JAKARTA – Komite Olimpiade Indonesia (KOI/NOC Indonesia) memastikan masalah efisiensi anggaran yang dihadapi saat ini tidak akan mengusik target dari Kontingen Indonesia dalam pesta olahraga akbar Asian Games 2026 di Jepang.
Presiden NOC Indonesia, Raja Sapta Oktohari, menegaskan bahwa atlet, pelatih, dan semua federasi hanya perlu mempersiapkan diri sebaik mungkin untuk meraih prestasi dan tidak perlu memusingkan ihwal efisiensi anggaran.
"Jadi, apa pun kondisinya, kita akan sama-sama berjuang dan bertarung di kancah internasional supaya para atlet bisa tampil maksimal dan mengharumkan nama Indonesia. Apa pun situasinya kita akan terus bertarung dan saya yakin semangatnya sama," ujar Okto, sapaan Raja Sapta Oktohari, di Jakarta.
BACA JUGA:
Saat ini olahraga Indonesia tengah menghadapi tantangan serius karena kurangnya dukungan anggaran untuk pembangunan prestasi olahraga. Persoalan itu muncul akibat adanya efisiensi anggaran yang dilakukan oleh Pemerintah.
Okto mengatakan bahwa untuk menghadapi situasi saat ini maka perlu ada penyelarasan dari semua pemangku kepentingan (stakeholder) sehingga keinginan untuk melihat prestasi atlet Indonesia di panggung besar tidak terganggu.
"Prestasi itu tidak bisa serta-merta dan komitmen kita untuk mendorong bersama-sama itu harus didukung oleh semua stakeholder.
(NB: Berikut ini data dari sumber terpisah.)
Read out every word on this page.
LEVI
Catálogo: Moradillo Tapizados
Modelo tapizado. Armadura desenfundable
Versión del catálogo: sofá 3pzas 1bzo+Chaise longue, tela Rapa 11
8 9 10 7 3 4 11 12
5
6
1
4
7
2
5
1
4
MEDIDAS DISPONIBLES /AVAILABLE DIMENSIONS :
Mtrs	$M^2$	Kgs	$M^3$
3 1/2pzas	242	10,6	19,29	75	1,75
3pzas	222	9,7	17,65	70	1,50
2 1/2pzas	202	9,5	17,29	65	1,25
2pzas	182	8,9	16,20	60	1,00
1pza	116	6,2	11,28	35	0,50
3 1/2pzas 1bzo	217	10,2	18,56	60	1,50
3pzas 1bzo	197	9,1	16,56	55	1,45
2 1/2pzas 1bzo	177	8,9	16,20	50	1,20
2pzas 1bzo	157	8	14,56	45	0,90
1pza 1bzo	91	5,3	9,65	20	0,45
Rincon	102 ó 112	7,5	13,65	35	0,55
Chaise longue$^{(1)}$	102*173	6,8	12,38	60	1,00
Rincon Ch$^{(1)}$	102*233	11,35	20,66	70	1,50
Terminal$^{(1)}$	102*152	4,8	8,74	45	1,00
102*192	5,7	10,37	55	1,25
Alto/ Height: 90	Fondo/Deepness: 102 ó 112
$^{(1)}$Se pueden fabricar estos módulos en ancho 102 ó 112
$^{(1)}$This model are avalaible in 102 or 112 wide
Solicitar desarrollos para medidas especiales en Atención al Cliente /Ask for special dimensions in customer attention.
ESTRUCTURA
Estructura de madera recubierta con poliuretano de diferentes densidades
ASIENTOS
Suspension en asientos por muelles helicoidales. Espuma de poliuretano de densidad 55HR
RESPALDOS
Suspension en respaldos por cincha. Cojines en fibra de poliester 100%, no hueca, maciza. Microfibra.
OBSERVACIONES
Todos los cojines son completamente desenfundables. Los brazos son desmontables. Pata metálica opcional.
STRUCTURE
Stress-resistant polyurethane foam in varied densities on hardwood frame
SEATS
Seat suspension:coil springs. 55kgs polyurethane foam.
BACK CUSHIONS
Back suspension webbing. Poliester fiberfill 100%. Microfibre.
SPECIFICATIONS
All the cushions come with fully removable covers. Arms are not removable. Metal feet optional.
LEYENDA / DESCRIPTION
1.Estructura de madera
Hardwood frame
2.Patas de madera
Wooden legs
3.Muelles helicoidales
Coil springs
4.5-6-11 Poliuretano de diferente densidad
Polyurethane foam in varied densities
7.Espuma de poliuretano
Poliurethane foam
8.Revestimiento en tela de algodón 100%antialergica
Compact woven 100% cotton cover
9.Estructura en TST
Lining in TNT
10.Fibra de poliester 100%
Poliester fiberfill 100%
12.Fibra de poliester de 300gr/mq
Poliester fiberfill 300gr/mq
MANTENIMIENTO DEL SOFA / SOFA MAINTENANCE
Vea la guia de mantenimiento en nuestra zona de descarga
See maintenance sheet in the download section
Mungkin ada yang belum melihat kepentingan yang sama dengan kita maka itu yang perlu diselaraskan," tutur dia.
Indonesia akan menghadapi berbagai ajang multicabang pada tahun ini, seperti Asian Games, Olimpiade Remaja (Youth Olympic), dan Asian Indoor and Martial Arts Games. Setelah itu, akan ada SEA Games serta persiapan menuju Olimpiade 2028.
Menteri Pemuda dan Olahraga (Menpora), Erick Thohir, memastikan bahwa komitmen Pemerintah untuk kemajuan dan prestasi olahraga Indonesia sama sekali tidak perlu diragukan sehingga masalah ini pasti akan bisa diatasi bersama-sama.
"Untuk pengiriman (Kontingen Indonesia) Asian Games tentu sudah aman. Namun, kami sekarang tetap mengajukan ke Menteri Keuangan sesuai dengan arahan Bapak Presiden untuk pelatnas (pemusatan latihan nasional) jangka panjang," kata dia.
Efisiensi ini membuat pemusatan latihan nasional (pelatnas) akuatik sempat terhambat sehingga altet-atlet harus dipulangkan ke klub sambil menunggu kepastian anggaran dari Pemerintah.